“Our kind friend Mr. Carroll has come to hasten my departure, and in a very bad humor with me, because I insist on waiting until the large picture of General Washington is secured, and it requires to be unscrewed from the wall. The process was found too tedious for these perilous moments; I have ordered the frame to be broken and the canvas taken out. ... It is done, and the precious portrait placed in the hands of two gentlemen from New York for safe keeping.” ~ Dolley Madison
This quote from perhaps the most famous first lady to ever grace the stage of this nation’s capital, came in the hours before a column of British regulars, hardened veterans of the Napoleonic Wars led by men bent on burning Washington, D.C., to the ground, lends a striking portrait to a famous American — both in fact and in legend.
Born Dolley Payne in spring 1768 to Quaker parents in New Garden, N.C., young Dolley moved back to her parents’ native Virginia and grew up on a plantation with seven siblings.
As was the custom of Southern plantation life, the Payne’s owned slaves, despite their Quaker faith preaching against the practice. And in fact, Dolley’s father emancipated his slaves following the American Revolution, and abandoned plantation life to settle in Philadelphia as a merchant.
Tall for a woman of the day at nearly 5 feet, 7 inches, Dolley married John Todd, a Quaker lawyer, and bore him two sons.
A yellow fever epidemic broke out in 1793, claiming her husband and one son on the same day, and she was widowed at age 25, with a young boy to support.
She soon met James Madison, who was a Virginia delegate to the Continental Congress and one of this nation’s prominent Founding Fathers.
At age 43 and 17 years Dolley’s senior, Madison married the young widow in the fall of 1794, with Dolley having to relinquish her Quaker faith in order to be married to the non-Quaker Madison.
After eight years in the U.S. House of Representatives, James Madison had decided to leave politics and retire to Montpelier, the Madison family plantation in Virginia.
But national politics beckoned when political ally Thomas Jefferson became the third president of the United States in 1800, and Madison served as his secretary of state.
Called smart, vivacious and outgoing in personality, the raven-haired Dolley instantly made her presence felt in Washington social circles.
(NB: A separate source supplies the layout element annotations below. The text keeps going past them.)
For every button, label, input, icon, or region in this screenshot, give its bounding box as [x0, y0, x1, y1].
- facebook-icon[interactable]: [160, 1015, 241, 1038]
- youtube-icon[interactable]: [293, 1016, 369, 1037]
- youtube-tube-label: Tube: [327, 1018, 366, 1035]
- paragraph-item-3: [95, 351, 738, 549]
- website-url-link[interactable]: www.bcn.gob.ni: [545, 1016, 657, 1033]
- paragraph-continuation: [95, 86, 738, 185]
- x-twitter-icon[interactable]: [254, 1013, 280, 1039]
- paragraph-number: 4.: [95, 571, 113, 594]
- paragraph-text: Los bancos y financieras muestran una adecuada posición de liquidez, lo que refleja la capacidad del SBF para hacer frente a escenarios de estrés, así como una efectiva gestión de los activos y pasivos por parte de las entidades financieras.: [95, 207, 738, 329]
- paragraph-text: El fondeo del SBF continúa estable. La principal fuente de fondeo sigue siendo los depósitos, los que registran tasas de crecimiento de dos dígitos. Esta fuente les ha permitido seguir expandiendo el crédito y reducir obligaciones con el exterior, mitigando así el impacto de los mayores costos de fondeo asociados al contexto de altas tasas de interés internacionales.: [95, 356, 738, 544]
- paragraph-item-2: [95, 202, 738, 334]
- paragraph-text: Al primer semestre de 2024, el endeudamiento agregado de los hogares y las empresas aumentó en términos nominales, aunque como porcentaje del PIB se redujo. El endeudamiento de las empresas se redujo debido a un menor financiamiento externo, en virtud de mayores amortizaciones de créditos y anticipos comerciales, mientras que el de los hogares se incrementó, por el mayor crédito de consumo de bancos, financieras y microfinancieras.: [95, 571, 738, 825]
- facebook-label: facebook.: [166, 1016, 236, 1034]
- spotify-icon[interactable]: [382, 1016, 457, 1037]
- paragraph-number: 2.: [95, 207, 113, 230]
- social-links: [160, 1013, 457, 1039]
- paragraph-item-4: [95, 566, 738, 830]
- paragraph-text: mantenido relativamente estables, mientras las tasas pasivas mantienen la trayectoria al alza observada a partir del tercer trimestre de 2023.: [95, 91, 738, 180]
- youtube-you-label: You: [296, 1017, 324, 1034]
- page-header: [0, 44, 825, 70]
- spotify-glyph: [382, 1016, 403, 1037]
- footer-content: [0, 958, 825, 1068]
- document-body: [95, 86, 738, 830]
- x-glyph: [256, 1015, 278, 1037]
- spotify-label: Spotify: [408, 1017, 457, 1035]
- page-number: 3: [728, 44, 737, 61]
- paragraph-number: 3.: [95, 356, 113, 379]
Jefferson, being a widower, called on young Dolley to serve as first lady at official functions of the American government, and she helped develop and decorate the White House, the first official presidential residence completed in 1800.
In 1808, the Democratic-Republicans nominated James Madison to succeed Jefferson, and he won two terms in office.
The nation’s fourth president benefited greatly from Dolley’s social acumen and she became quite popular in Washington and across the new nation.
Dolley Madison’s place in American history was cemented for all time during the War of 1812, following the first invasion of the United States by the British.
Landing on Maryland’s Eastern Shore, the veterans of the British army marched toward the nation’s capital, bent on burning it down. After a disastrous failing of the military at the Battle of Bladensburg, when American soldiers literally ran from the field of battle, Washington was undefended and wide open to be sacked.
Despite everyone having left the Capitol in the face of the coming British onslaught — even the president — Dolley would not leave the White House until many important government papers and the famous Gilbert Stuart portrait of George Washington had been removed and taken away to safety.
Within hours of her leaving, the British indeed sacked Washington, burning many important buildings, along with the White House.
Only severe weather turned the British back toward the sea, fleeing hurricane winds and a tornado as heavy rains extinguished the fires of Washington.
Dolley had crossed the Potomac River into Virginia, but returned to Washington a few days later, immediately attempting to return the nation to normalcy by hosting parties in the badly damaged capital city — becoming a legendary figure for her foresight and bravery in the face of British bayonets.
The Madison’s retired to private plantation life in 1817, and the former president died in 1836.
Nearly ruined by the debts and alcoholism of her son from her first marriage, and having to sell off part of Montpelier, Dolley returned to Washington, moving to a house on Lafayette Square.
In debt, she finally sold the remainder of her plantation and its slaves.
At age 81, she died in her Washington home in 1849, eventually buried at Montpelier next to her husband.
Today, she still is considered the woman who defined the role of America’s first lady.